Breaking the Gradient Barrier: Unveiling Large Language Models for Strategic Classification
Xinpeng Lv, Yunxin Mao, Haoxuan Li, Ke Liang, Jinxuan Yang, Wanrong Huang, Haoang Chi, Huan Chen, Long Lan, Yuanlong Chen, Wenjing Yang, Haotian Wang
TL;DR
GLIM presents a gradient-free approach to strategic classification by embedding the bi-level Stackelberg optimization into pre-trained LLMs through in-context learning. The authors show, both theoretically and empirically, that ICL can implicitly simulate both the inner-stage strategic manipulation and the outer-stage decision-rule optimization without fine-tuning, effectively matching gradient-based updates in a forward pass. Across six datasets spanning finance and internet domains, GLIM demonstrates robustness, scalability, and competitive accuracy under strategic manipulation, while highlighting practical considerations like prompt costs and API usage. This work bridges strategic ML and LLMs, offering a retraining-free, scalable pathway for large-scale SC with interpretable attention-based insights.
Abstract
Strategic classification~(SC) explores how individuals or entities modify their features strategically to achieve favorable classification outcomes.

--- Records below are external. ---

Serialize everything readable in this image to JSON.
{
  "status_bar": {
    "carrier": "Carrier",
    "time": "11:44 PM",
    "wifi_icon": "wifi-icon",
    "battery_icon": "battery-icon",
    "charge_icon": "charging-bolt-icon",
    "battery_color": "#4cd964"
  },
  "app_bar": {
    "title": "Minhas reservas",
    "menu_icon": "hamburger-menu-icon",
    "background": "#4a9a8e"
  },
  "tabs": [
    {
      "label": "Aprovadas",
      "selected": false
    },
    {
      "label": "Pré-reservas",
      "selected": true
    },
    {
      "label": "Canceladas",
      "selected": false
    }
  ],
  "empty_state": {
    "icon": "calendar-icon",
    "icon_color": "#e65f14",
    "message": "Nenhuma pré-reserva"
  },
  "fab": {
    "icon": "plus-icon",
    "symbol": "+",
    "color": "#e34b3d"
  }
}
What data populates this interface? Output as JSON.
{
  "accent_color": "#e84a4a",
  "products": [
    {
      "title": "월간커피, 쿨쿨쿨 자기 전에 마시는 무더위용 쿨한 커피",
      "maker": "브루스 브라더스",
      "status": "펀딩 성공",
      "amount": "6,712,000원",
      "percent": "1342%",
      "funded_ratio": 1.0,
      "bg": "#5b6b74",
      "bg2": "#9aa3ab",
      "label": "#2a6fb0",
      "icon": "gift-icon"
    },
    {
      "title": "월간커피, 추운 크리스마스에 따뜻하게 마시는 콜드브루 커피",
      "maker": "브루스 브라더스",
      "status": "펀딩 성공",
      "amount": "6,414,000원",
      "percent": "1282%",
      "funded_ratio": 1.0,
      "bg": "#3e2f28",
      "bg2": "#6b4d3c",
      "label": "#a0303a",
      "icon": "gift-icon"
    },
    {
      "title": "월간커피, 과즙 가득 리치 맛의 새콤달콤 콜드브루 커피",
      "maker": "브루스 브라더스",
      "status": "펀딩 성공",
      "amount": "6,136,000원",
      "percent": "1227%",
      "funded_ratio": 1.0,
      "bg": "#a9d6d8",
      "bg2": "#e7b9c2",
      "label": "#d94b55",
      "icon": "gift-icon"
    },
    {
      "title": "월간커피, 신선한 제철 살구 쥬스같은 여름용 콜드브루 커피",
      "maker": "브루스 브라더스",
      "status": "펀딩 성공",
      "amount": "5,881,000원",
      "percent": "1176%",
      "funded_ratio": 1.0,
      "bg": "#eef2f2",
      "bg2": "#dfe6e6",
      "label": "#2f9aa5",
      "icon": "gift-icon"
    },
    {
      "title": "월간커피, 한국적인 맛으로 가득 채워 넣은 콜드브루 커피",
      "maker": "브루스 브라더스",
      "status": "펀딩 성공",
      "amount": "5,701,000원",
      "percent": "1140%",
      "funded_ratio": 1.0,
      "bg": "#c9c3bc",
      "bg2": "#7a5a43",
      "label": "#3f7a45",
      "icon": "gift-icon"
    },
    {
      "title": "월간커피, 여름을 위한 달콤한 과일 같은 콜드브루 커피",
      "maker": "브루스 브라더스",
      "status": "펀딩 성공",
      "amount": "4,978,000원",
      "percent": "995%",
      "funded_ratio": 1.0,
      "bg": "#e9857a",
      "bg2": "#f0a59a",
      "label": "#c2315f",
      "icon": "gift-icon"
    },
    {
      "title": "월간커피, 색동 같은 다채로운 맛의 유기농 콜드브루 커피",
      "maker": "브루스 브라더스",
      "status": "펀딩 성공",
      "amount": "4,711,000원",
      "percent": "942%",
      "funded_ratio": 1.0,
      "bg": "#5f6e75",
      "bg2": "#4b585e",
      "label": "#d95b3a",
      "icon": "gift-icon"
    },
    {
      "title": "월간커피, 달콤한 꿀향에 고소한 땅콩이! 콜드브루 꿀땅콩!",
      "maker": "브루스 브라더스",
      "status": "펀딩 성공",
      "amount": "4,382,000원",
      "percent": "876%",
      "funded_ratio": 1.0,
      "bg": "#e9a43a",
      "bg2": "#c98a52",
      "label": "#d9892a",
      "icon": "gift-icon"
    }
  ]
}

However, existing SC methods, which are largely based on linear models or shallow neural networks, face significant limitations in terms of scalability and capacity when applied to real-world datasets with significantly increasing scale, especially in financial services and the internet sector. In this paper, we investigate how to leverage large language models to design a more scalable and efficient SC framework, especially in the case of growing individuals engaged with decision-making processes. Specifically, we introduce GLIM, a gradient-free SC method grounded in in-context learning. During the feed-forward process of self-attention, GLIM implicitly simulates the typical bi-level optimization process of SC, including both the feature manipulation and decision rule optimization. Without fine-tuning the LLMs, our proposed GLIM enjoys the advantage of cost-effective adaptation in dynamic strategic environments. Theoretically, we prove GLIM can support pre-trained LLMs to adapt to a broad range of strategic manipulations. We validate our approach through experiments with a collection of pre-trained LLMs on real-world and synthetic datasets in financial and internet domains, demonstrating that our GLIM exhibits both robustness and efficiency, and offering an effective solution for large-scale SC tasks.